Science writing and communication have always been strongly related, even though the nature of science writing and communication will be different in different contexts. People who are discussing their research with an audience of experts will have to use one form of communication. They will be using a very different communication style if they are teaching science to an audience that is not involved with academia.

Finding a way to tailor a piece of writing to a vastly different set of audiences is no easy task. Experts will demand that the writing fit within a particular template. While broader audience members won’t have such exacting standards, they will still want to make sure that the writing is informative and that the writers are not talking down to them. Science writing and communication will not have as many objective standards as a lot of people might like, which really only makes everything involved that much more complicated.

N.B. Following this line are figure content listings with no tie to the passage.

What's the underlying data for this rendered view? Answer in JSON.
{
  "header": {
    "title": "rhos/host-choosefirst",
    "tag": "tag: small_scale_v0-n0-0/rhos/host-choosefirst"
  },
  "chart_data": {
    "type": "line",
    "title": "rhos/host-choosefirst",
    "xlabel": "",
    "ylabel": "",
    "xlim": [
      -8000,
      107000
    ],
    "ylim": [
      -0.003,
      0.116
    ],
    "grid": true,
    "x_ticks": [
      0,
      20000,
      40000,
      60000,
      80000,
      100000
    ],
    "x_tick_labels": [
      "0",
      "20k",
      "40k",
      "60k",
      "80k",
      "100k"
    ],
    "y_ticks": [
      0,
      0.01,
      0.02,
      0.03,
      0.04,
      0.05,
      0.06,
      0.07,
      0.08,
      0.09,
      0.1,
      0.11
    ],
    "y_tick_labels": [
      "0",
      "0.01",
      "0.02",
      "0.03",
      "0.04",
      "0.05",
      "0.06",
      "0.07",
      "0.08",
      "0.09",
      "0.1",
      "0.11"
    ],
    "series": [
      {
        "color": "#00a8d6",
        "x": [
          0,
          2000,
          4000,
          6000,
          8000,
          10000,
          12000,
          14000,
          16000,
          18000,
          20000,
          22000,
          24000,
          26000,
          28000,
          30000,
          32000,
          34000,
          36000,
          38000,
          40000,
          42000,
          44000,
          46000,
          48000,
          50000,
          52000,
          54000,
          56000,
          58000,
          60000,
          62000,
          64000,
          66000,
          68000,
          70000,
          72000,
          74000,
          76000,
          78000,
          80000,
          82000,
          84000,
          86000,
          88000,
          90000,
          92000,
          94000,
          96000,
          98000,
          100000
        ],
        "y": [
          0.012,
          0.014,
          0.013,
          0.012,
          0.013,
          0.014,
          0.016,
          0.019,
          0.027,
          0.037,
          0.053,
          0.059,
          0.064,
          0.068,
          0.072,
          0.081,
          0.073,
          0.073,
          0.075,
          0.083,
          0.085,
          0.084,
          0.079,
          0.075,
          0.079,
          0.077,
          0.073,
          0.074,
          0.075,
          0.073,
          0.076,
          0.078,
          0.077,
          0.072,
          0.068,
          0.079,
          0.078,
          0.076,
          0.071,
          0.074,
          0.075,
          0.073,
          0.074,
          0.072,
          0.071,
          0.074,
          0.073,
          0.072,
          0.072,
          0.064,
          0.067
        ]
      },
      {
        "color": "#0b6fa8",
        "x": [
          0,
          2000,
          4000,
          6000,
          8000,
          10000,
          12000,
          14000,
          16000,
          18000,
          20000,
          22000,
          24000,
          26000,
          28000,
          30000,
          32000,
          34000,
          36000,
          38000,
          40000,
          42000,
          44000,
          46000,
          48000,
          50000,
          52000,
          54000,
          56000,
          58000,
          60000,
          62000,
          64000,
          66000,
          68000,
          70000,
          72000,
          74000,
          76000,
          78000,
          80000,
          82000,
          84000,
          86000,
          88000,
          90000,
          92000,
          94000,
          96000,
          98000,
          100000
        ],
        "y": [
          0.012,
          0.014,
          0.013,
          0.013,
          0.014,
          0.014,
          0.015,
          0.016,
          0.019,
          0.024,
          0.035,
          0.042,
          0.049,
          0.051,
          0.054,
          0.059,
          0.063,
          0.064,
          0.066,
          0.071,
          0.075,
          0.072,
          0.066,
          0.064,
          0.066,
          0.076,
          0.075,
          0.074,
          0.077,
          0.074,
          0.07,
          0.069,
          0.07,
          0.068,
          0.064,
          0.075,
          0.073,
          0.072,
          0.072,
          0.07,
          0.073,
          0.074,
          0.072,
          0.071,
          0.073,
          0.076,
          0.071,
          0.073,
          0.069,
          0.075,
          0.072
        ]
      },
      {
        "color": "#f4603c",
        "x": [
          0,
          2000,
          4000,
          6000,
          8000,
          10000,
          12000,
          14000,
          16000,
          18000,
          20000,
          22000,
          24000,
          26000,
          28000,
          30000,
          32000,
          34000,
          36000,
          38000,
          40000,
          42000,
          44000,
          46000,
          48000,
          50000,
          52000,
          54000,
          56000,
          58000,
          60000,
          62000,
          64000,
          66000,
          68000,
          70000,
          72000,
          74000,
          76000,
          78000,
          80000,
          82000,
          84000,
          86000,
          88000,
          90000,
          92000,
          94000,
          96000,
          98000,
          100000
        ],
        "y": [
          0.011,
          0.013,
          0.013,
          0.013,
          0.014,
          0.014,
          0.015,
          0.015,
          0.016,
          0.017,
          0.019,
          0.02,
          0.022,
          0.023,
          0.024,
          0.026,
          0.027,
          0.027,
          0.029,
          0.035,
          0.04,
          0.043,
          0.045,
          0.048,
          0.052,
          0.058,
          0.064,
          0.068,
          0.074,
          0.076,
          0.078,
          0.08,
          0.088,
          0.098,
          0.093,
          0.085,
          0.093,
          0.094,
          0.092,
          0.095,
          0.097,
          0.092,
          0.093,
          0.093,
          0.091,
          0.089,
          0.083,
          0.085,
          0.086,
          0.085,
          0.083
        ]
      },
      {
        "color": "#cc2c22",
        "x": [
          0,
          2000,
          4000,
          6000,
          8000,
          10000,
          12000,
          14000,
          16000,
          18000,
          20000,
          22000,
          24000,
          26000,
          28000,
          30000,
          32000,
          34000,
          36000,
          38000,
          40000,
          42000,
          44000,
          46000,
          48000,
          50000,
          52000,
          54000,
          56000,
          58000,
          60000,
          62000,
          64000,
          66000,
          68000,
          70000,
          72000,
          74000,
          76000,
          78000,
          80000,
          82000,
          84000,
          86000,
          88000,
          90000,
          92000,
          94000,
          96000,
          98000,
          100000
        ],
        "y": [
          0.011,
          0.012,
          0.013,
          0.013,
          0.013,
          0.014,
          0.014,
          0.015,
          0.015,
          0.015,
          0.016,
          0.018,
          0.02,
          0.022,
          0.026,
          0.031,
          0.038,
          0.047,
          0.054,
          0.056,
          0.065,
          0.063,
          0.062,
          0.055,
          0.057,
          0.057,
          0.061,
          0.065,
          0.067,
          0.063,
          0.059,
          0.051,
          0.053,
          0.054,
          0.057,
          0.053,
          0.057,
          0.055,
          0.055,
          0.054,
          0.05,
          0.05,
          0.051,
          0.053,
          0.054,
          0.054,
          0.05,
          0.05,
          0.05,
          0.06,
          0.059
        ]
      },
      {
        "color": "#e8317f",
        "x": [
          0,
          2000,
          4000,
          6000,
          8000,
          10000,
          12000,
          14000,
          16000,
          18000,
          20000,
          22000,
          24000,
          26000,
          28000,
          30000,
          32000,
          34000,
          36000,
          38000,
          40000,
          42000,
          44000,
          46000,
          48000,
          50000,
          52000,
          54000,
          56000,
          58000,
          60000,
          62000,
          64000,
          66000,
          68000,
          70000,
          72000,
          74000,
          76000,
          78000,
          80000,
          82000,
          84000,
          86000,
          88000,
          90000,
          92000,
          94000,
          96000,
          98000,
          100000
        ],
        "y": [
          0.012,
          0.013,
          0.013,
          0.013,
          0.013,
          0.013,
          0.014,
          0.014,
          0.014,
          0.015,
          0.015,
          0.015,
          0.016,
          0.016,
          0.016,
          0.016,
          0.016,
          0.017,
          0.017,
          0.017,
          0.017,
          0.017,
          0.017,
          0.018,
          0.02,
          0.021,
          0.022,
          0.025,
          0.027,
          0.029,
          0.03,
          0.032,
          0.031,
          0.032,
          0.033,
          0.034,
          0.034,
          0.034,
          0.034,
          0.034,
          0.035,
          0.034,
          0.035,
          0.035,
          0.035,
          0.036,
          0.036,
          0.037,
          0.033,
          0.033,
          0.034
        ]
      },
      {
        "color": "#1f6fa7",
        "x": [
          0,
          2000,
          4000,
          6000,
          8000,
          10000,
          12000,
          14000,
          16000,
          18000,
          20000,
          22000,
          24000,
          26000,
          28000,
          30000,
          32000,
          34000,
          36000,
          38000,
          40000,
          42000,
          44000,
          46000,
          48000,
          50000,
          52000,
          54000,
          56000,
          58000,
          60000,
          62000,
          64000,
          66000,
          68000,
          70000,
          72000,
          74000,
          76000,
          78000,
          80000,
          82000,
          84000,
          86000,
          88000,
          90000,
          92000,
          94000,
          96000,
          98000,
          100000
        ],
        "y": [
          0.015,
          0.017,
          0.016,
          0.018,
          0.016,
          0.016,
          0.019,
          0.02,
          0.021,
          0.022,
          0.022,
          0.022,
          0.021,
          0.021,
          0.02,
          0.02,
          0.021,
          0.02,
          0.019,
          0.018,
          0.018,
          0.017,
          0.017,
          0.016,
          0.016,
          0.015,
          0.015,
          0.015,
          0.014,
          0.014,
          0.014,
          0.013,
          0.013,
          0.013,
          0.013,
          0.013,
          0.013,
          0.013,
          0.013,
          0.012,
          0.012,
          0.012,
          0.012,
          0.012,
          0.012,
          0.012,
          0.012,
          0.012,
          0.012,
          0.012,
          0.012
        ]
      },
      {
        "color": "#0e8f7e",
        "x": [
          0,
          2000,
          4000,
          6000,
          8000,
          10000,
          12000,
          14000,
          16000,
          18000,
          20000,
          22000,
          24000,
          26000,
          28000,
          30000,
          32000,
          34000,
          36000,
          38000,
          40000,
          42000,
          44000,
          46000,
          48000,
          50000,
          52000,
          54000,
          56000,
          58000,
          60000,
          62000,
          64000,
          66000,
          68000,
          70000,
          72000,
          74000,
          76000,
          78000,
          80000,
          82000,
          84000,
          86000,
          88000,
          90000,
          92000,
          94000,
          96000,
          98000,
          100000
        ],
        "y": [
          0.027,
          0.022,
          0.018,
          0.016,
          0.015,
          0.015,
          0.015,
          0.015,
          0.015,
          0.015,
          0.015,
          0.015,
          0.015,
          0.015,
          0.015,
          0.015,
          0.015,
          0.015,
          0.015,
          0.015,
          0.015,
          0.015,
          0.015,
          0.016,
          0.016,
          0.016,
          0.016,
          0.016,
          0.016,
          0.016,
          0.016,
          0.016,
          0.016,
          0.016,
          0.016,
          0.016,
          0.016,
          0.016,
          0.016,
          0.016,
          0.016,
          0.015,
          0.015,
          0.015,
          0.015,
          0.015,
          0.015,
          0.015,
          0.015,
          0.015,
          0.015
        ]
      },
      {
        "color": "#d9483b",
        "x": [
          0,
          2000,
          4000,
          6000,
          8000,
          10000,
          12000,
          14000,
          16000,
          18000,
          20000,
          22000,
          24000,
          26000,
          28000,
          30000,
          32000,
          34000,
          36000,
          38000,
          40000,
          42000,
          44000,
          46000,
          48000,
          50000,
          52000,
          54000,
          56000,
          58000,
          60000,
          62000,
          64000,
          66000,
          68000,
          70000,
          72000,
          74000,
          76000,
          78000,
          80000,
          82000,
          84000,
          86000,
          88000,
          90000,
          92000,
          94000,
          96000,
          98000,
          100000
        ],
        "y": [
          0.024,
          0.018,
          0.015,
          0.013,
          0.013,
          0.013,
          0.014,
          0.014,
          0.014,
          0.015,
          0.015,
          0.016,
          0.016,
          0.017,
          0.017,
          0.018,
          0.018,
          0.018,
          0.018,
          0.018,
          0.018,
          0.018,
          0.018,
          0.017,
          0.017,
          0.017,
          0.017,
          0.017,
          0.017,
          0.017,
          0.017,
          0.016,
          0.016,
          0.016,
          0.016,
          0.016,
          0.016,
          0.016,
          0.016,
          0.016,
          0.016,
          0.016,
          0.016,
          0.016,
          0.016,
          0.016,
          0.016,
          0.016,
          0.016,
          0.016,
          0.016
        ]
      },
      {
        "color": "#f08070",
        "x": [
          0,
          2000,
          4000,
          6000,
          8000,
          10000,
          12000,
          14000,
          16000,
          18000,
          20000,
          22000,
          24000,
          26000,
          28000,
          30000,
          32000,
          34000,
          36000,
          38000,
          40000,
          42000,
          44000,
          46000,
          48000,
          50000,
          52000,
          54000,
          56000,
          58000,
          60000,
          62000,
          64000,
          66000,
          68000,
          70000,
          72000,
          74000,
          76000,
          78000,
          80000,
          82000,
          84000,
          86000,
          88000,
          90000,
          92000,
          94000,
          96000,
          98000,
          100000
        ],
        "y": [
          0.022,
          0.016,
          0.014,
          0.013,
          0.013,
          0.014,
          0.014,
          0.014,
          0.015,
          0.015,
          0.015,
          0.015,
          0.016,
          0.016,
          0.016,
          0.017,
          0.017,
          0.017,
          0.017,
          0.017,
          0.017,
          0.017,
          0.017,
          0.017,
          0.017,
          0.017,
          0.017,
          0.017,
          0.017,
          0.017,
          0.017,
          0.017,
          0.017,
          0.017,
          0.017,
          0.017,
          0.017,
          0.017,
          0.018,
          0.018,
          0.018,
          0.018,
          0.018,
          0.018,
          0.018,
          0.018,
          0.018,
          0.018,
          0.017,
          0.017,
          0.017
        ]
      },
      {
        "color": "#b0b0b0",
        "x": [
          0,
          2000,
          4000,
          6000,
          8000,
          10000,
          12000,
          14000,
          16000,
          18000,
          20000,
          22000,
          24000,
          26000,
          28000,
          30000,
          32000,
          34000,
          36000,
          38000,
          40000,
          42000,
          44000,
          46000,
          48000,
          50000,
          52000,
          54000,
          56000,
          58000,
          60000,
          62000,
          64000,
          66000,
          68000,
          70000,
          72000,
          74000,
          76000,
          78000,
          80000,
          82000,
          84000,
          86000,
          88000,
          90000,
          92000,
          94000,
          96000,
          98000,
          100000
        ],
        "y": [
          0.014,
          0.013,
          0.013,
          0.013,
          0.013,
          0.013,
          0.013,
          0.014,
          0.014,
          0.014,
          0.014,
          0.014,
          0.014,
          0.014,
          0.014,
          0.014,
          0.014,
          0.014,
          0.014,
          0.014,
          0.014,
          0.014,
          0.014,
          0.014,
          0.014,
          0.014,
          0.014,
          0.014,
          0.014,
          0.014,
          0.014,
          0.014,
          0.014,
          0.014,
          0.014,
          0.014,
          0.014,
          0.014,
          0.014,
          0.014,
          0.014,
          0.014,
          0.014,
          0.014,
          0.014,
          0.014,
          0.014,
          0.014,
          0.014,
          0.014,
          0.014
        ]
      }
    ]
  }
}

Some people will use various indexes as guides, and they will try to write for a particular grade level. Finding a way to ensure that a piece of writing is written above the high school or college level can be tricky, especially since a lot of indexes will have upper limits regarding the grade levels that they measure. Usually, these indexes will measure the length of the sentences and the number of syllables in the words that people use in the writing. Shorter sentences with shorter words are typically easier to understand. Many academics will avoid writing this way as a matter of course. Popular science magazines are filled with writing like this.

Trying to get a sense of whether a concept has been explained in a difficult or simple way can be tough, especially since people will vary in their own perception of what is difficult or easy. Essentially, writers, editors, audience members, and everyone else involved in the process also must be skilled at communicating with one another.